This Island Cardboard
I try to make myself and my immediate surroundings as self-sufficient as possible. There’s something innate in me that makes me want to do everything myself, to not depend on anyone, and even more so to be free. Of course, “free” can hide a lot. Despite how ingrained this part of my nature is, though, I can see where it’s been reinforced. As always, it begins with a “there but for the grace of God go I” situation.
This doesn’t mean I’m some kind of prepper, but there’s a similar pitfall at play.
At some point when I was much younger (roughly between 11 and 14, if memory serves), I read David Brin’s The Postman. I’d learned of the book due to the eminently forgettable movie that was loosely based on it. But the movie coming out in the 1990s meant that it made no real effort to actually understand the book, and threw out all the interesting themes and ideas in order to make something about as generic as possible. I will not be referencing the movie further.
The book takes place in the post-apocalyptic Pacific Northwest of the United States. The main antagonists are a group calling themselves Holnists (after Nathan Holm, their founder), a fascistic, individualist culture. (That the book was published in 1985 shows how little some things change.) But the idea that has really stuck with me is a point of history in the book’s world.

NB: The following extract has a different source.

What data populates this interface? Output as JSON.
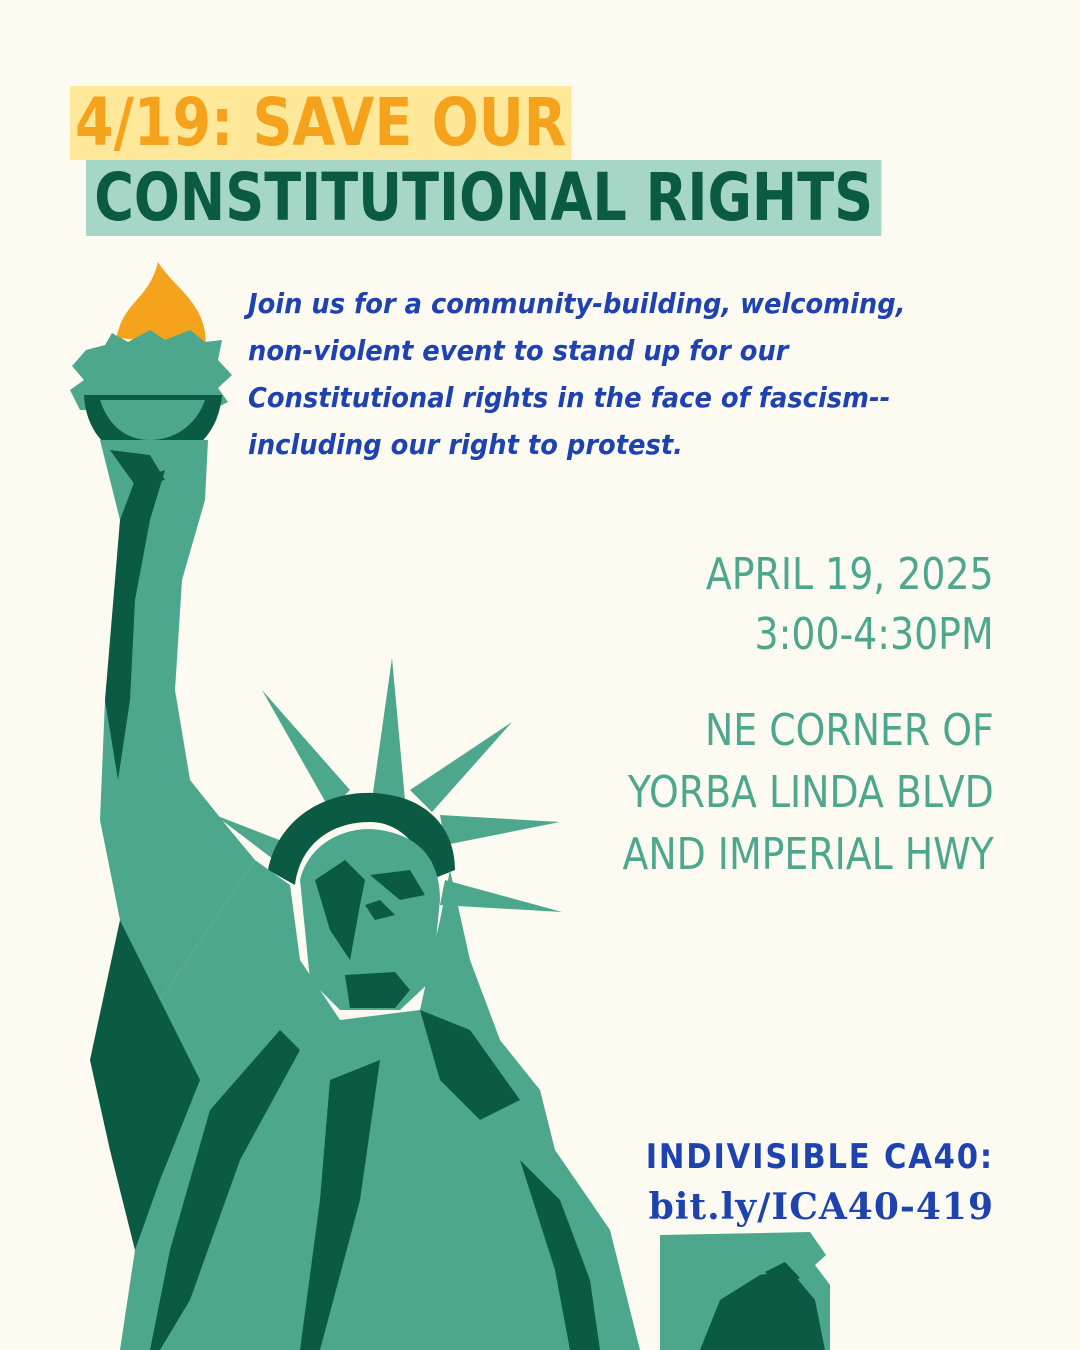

The collapse of society wasn’t brought about by war (mainly EMPs and bioweapons), but rather these isolated survivalists that kept attacking relief convoys and generally preventing society from rebuilding itself. (Looking back, I have to wonder of Hideo Kojima was influenced by this story in making Death Stranding.)
I think about this idea a lot. Prepper culture, to my limited outsiders’ point of view, largely ignores the need to rebuild a society for any individual to survive. Having 10 years’ worth of food in your basement won’t do much good if you’re attacked by a well-organized group, no matter how many guns you’ve stockpiled along with it.
We see echoes of this in the present as well. How often are we told about how “it’s not what you know, but who you know”? Networking is such an all-pervasive practice that it’s almost cliché at this point. As an extremely introverted person, however, that advice always feels like a bit of a slap.
The more I’ve thought about it, the more it’s also very telling. The idea that we should be building relationships solely out of what those people can do for our careers is an extremely cynical take on social structures. I’ve always found myself uncomfortable with such a mercenary approach. I’m not sure how you keep it honest, which is to say how you avoid what amounts to being nice to someone solely out of the hope that they’ll do something good for you in the future. Even if both parties are going into it with their eyes open, there’s still something about it that cheapens the idea of community and our relationships with each other. I don’t think it’s possible to entirely prevent having this kind of relationship in your life from bleeding over into others.
The result for me has been an unwillingness to do traditional networking things. I interact with co-workers whom I like interacting with, and maintain the relationships I want to maintain. I have nothing to do with LinkedIn.
Lately, though, I’ve been wondering if I’m not going too far. Not in feeling networking to be distasteful, but in trying to go it alone. I’m not sure yet where the proper line is. On the one hand, I’m all about finding teachers, and tend to learn a lot better in that context anyway. And it’s not like I would never call someone I have a genuine relationship with for help. My default, though, is absolutely to try to do things entirely on my own. With this in mind, it’s a small wonder that I so often feel disconnected, and like so much of what I do is done, well, in isolation.
The other side of my highly independent nature is that I don’t trust myself to be able to build any kind of community. I love the idea, to be clear: I’d really enjoy having a group coalesce around something I do or have done, whether that’s this blog, some creative project, some app I code, whatever. This too is telling, in that it’s an example of how I want connectedness but with a minimum of risk or vulnerability. I have a very difficult time becoming an integrated part of the social groups I’m part of, and often feel forgettable or disposable. After years of this, I don’t really seek out groups, and have very high rejection sensitivity (even where no rejection is intended). It’s this self-fulfilling cycle of not putting in the work to really be a part of the group, then feeling rejected when I’m not part of the group, followed by pulling back.
Even though I intellectually understand it, I have a very hard time with the work aspect of relationship-building. (I’m sure Mrs. Zampanò would agree.) I have to imagine that some of it is “forgetting” to do it (the non-squeaky wheel doesn’t get any grease), while some is my issue with the perceived cynicism. I also don’t want to come across as desperate for inclusion, since that’s understandably a turn-off for most.
So despite my actions to the contrary, this box isn’t entirely isolated, and there are bridges to it if you care to cross them. Maybe the first step is to start working on some signage.